Estoy triste, por Ana Black

Estoy triste, por Ana Black

—Estoy triste

—¿Por qué?- le pregunté.

—Hoy fui a visitar a unos familiares y entre todos no pesan más de 120 Kgs.





No supe qué decirle, y se lo dije: “No sé qué decirte. Perdóname. No sé que decirte”.

Y volvió el llanto.

Ese llanto interno, seco, silencioso, que ya en muy pocas ocasiones –como ésta- se manifiesta en apenas unos ojos aguados, clandestinos, abochornados, cansados pero que por dentro se despedaza en ríos.
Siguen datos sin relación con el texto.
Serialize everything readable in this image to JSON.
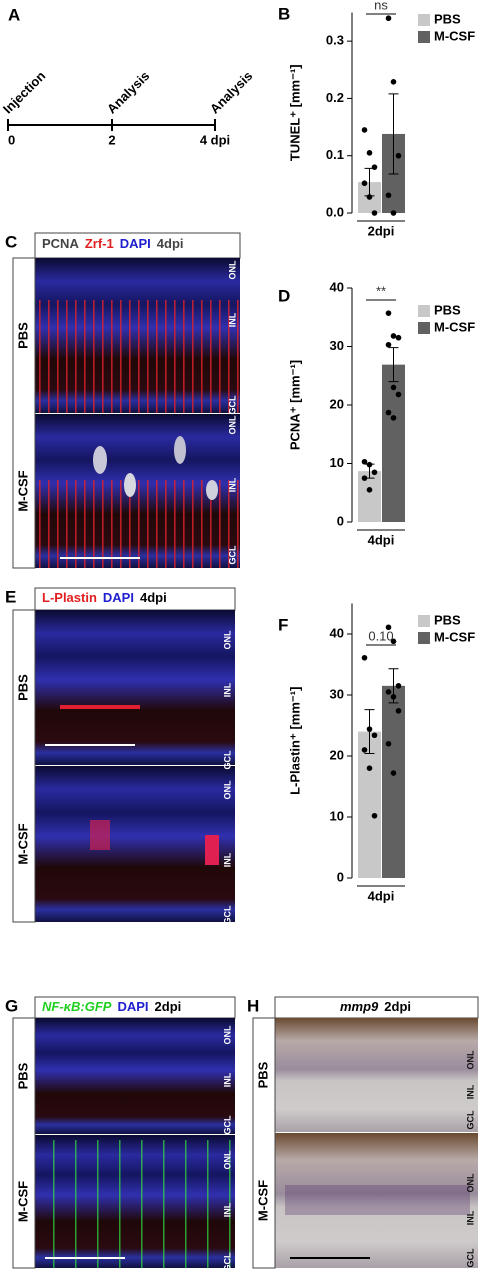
{
  "panels": {
    "a": "A",
    "b": "B",
    "c": "C",
    "d": "D",
    "e": "E",
    "f": "F",
    "g": "G",
    "h": "H"
  },
  "timeline": {
    "events": [
      "Injection",
      "Analysis",
      "Analysis"
    ],
    "ticks": [
      "0",
      "2",
      "4 dpi"
    ]
  },
  "chart_data": [
    {
      "type": "bar",
      "y_label": "TUNEL⁺ [mm⁻¹]",
      "x_label": "2dpi",
      "annotation": "ns",
      "categories": [
        "PBS",
        "M-CSF"
      ],
      "colors": [
        "#c8c8c8",
        "#616161"
      ],
      "values": [
        0.054,
        0.138
      ],
      "errors": [
        0.024,
        0.07
      ],
      "points": [
        [
          0.145,
          0.105,
          0.08,
          0.052,
          0.028,
          0.0
        ],
        [
          0.34,
          0.229,
          0.1,
          0.031,
          0.0
        ]
      ],
      "ylim": [
        0,
        0.35
      ],
      "yticks": [
        {
          "value": 0,
          "label": "0.0"
        },
        0.1,
        0.2,
        0.3
      ]
    },
    {
      "type": "bar",
      "y_label": "PCNA⁺ [mm⁻¹]",
      "x_label": "4dpi",
      "annotation": "**",
      "categories": [
        "PBS",
        "M-CSF"
      ],
      "colors": [
        "#c8c8c8",
        "#616161"
      ],
      "values": [
        8.7,
        26.9
      ],
      "errors": [
        1.2,
        2.9
      ],
      "points": [
        [
          10.3,
          9.8,
          8.5,
          7.5,
          5.5
        ],
        [
          35.7,
          31.8,
          31.5,
          30.3,
          23,
          21.8,
          18.7,
          17.8
        ]
      ],
      "ylim": [
        0,
        40
      ],
      "yticks": [
        0,
        10,
        20,
        30,
        40
      ]
    },
    {
      "type": "bar",
      "y_label": "L-Plastin⁺ [mm⁻¹]",
      "x_label": "4dpi",
      "annotation": "0.10",
      "categories": [
        "PBS",
        "M-CSF"
      ],
      "colors": [
        "#c8c8c8",
        "#616161"
      ],
      "values": [
        24,
        31.5
      ],
      "errors": [
        3.6,
        2.8
      ],
      "points": [
        [
          36.1,
          24.4,
          23.4,
          21.0,
          18.0,
          10.2
        ],
        [
          41.1,
          38.8,
          31.5,
          30.5,
          29.7,
          27.4,
          22,
          17.2
        ]
      ],
      "ylim": [
        0,
        45
      ],
      "yticks": [
        0,
        10,
        20,
        30,
        40
      ]
    }
  ],
  "micrographs": {
    "c": {
      "header": [
        "PCNA",
        "Zrf-1",
        "DAPI",
        "4dpi"
      ],
      "rows": [
        "PBS",
        "M-CSF"
      ],
      "layers": [
        "ONL",
        "INL",
        "GCL"
      ]
    },
    "e": {
      "header": [
        "L-Plastin",
        "DAPI",
        "4dpi"
      ],
      "rows": [
        "PBS",
        "M-CSF"
      ],
      "layers": [
        "ONL",
        "INL",
        "GCL"
      ]
    },
    "g": {
      "header": [
        "NF-κB:GFP",
        "DAPI",
        "2dpi"
      ],
      "rows": [
        "PBS",
        "M-CSF"
      ],
      "layers": [
        "ONL",
        "INL",
        "GCL"
      ]
    },
    "h": {
      "header": [
        "mmp9",
        "2dpi"
      ],
      "rows": [
        "PBS",
        "M-CSF"
      ],
      "layers": [
        "ONL",
        "INL",
        "GCL"
      ]
    }
  }
}
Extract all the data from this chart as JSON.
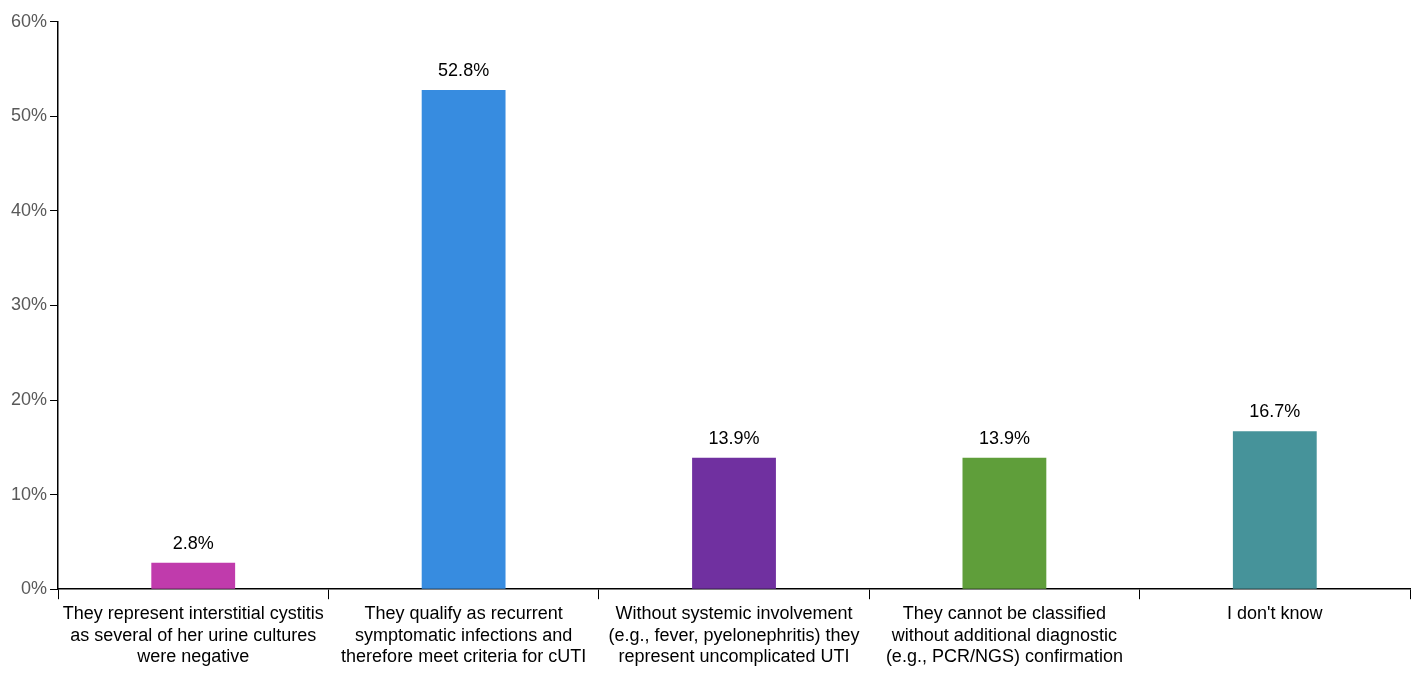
{
  "chart_data": {
    "type": "bar",
    "categories": [
      "They represent interstitial cystitis as several of her urine cultures were negative",
      "They qualify as recurrent symptomatic infections and therefore meet criteria for cUTI",
      "Without systemic involvement (e.g., fever, pyelonephritis) they represent uncomplicated UTI",
      "They cannot be classified without additional diagnostic (e.g., PCR/NGS) confirmation",
      "I don't know"
    ],
    "values": [
      2.8,
      52.8,
      13.9,
      13.9,
      16.7
    ],
    "colors": [
      "#c03bac",
      "#378ce0",
      "#7030a0",
      "#5f9e3a",
      "#46939a"
    ],
    "value_labels": [
      "2.8%",
      "52.8%",
      "13.9%",
      "13.9%",
      "16.7%"
    ],
    "ylim": [
      0,
      60
    ],
    "yticks": [
      {
        "value": 0,
        "label": "0%"
      },
      {
        "value": 10,
        "label": "10%"
      },
      {
        "value": 20,
        "label": "20%"
      },
      {
        "value": 30,
        "label": "30%"
      },
      {
        "value": 40,
        "label": "40%"
      },
      {
        "value": 50,
        "label": "50%"
      },
      {
        "value": 60,
        "label": "60%"
      }
    ],
    "grid": false,
    "legend": false
  }
}
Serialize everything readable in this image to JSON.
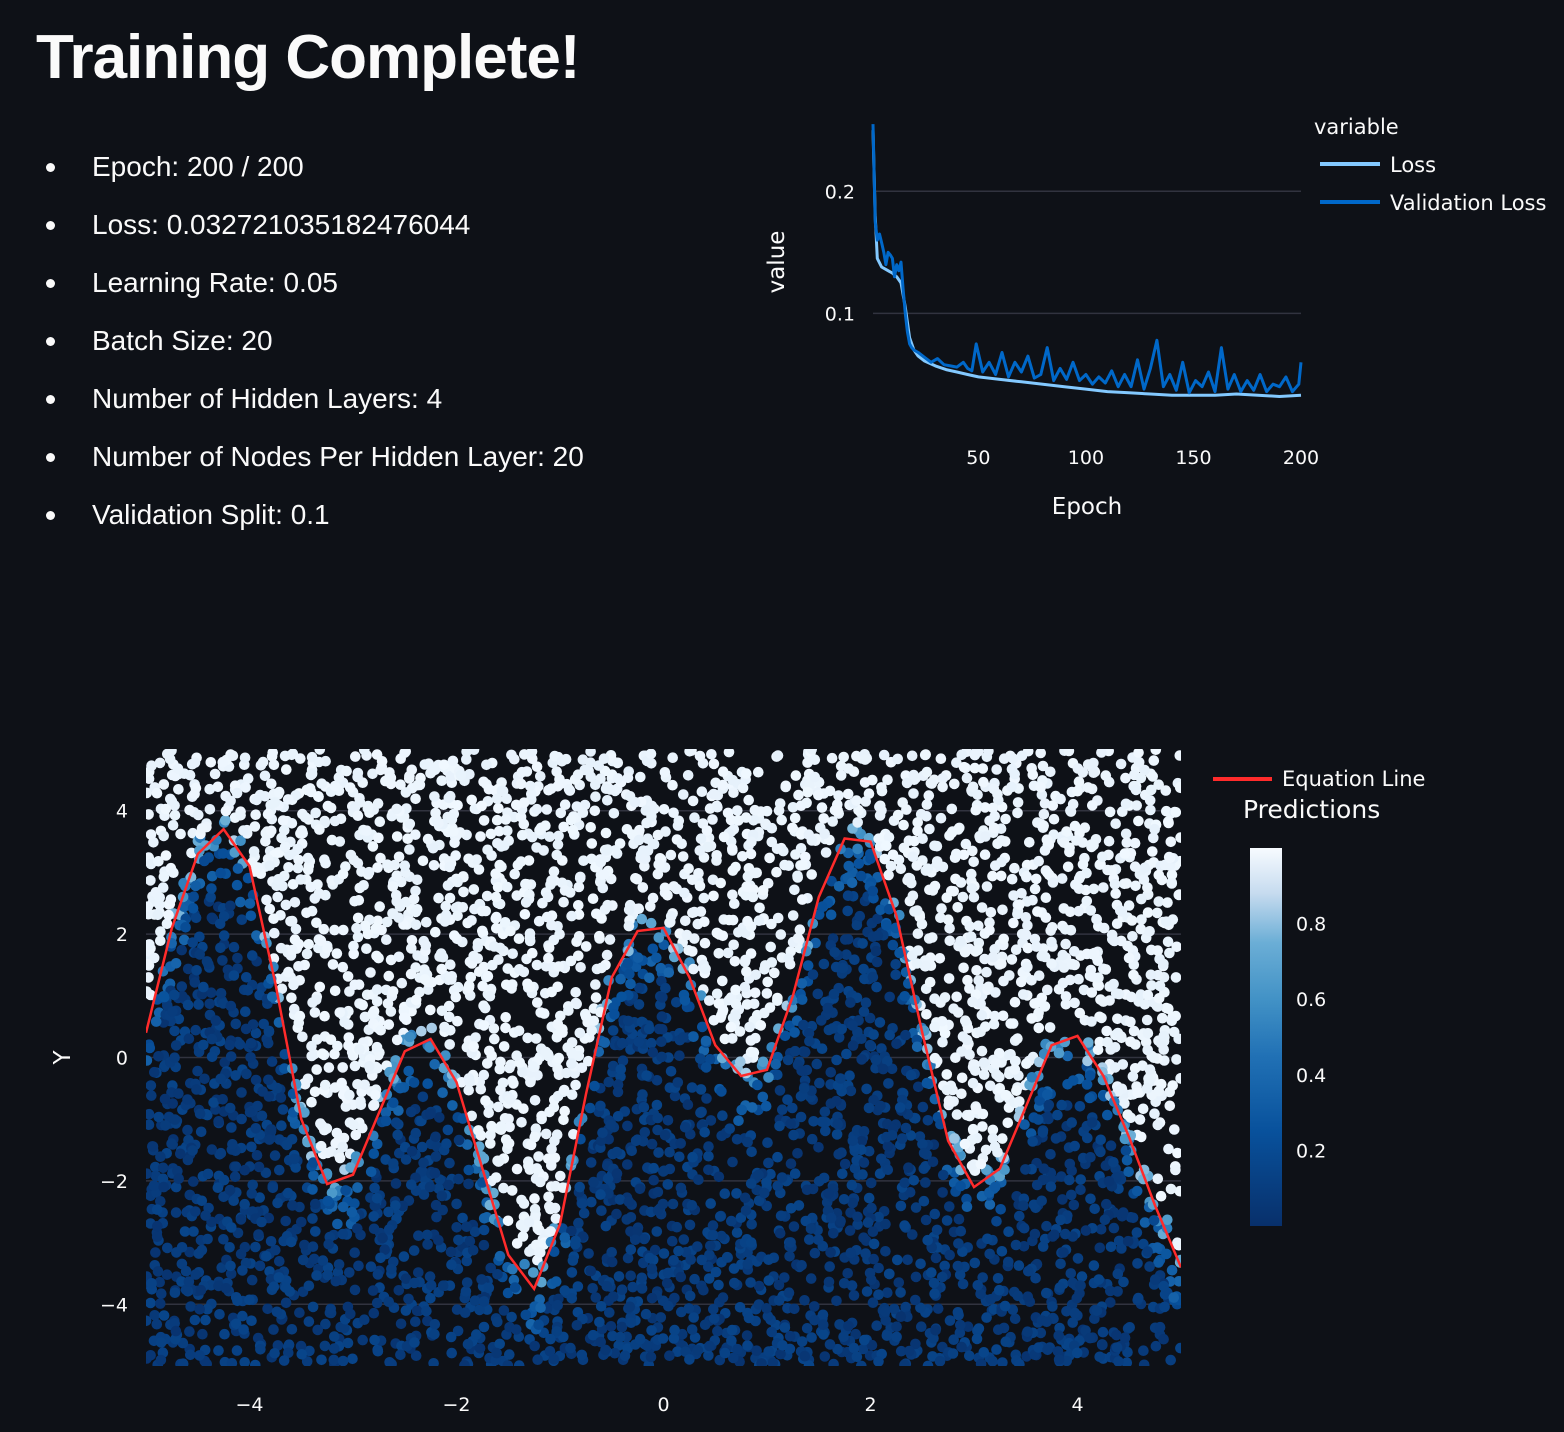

Así lloré por mi amiga y su circunstancia, con la misma tristeza silente que lloro a mi país cada día cuando leo que alguien agoniza porque no consigue el tratamiento que lo reanime; cuando oigo a mi vecina arrastrar los pies agotada por la cruzada diaria en búsqueda de pañales para su marido, inmóvil en una cama; cuando me informan que el hijito de alguien murió porque en Venezuela no funcionan los equipos médicos que han podido salvar a ese y a cientos de bebés; cuando leo tantas solicitudes de medicinas que debería haber en el país pero no las hay.

Las lágrimas del corazón son inagotables cuando en el supermercado ves a una niña de siete años con ojeras, una niña de siete años con ojeras –lo repito- mientras su padre revisa una y otra y otra vez el precio de la lata de sardinas como esperando que se haga el milagro y en la siguiente vuelta ya haya alcanzado el monto que él puede pagar; cuando en el puesto de las legumbres en el mercadito –no en el puesto de la carne ni de los quesos que son más caros y apetecibles- un hombre se me acerca a pedir perdón por suplicar comida, “perdón por molestarla señora, no soy ladrón ni le pido dinero, sólo le pido que me compre algo de comer para llevar a casa”, y “Algo de comer” fue para él, cuando le dije que agarrara lo necesario, una bolsita con dos cebollas y tres tomates. Cuando sé que las escuelas estatales permanecen abiertas en vacaciones para que los niños no pasen hambre en casa durante esas semanas*, sí lloro, sí.

Cada vez que presencio cómo a alguien no le alcanza el dinero para pagar la compra –la mínima compra- y tiene que devolver la lata de atún o la torta de casabe se me aflige un poco más el espíritu.

El comentario de mi amiga se cruzó con la infeliz intervención –otra más- del Sr. Maduro sobre la dieta que lleva su nombre. Los ojos de mi amiga -hinchados de tanto llorar por ver a sus hermanos así de flacos porque prefieren que sus hijos coman- desafiaron la imagen del hombre más desconectado de la realidad del país, del pobre e ignorante ser que hace un chiste -procaz, lamentable, tan barato como él mismo- del hambre que sufre un pueblo, generada además por su misma ineptitud de gobernante.

La tristeza de ella se transformó en ira cuando empezamos a sumar el derroche absurdo de una cumbre organizada en una isla y en un país donde –desde hace mucho tiempo- no tenemos luz, agua, comida ni medicinas suficientes para vivir con dignidad.

#YoTeRevocoNicolasMaduro, por mi amiga, por sus hermanos, por mi vecina, por el hombre que pide perdón por mendigar comida y por la niña de siete años con ojeras.

#YoTeRevocoNicolasMaduro por los niños venezolanos que se desmayan en la escuela y por sus padres, por los ancianos que no entienden la pensión chucuta, miserable que les das.

#YoTeRevocoNicolasMaduro por los miles de muertos de la violencia, por los presos políticos de tu miedo descomunal y por la prosperidad que tu pésima administración le robó al país.

Por el atraso y por la miseria pero, por encima de todas las cosas #YoTeRevocoNicolasMaduro, a ti y a tu revolución tullida porque un gobernante que se ríe del hambre de su país no merece conducir ni un autobús.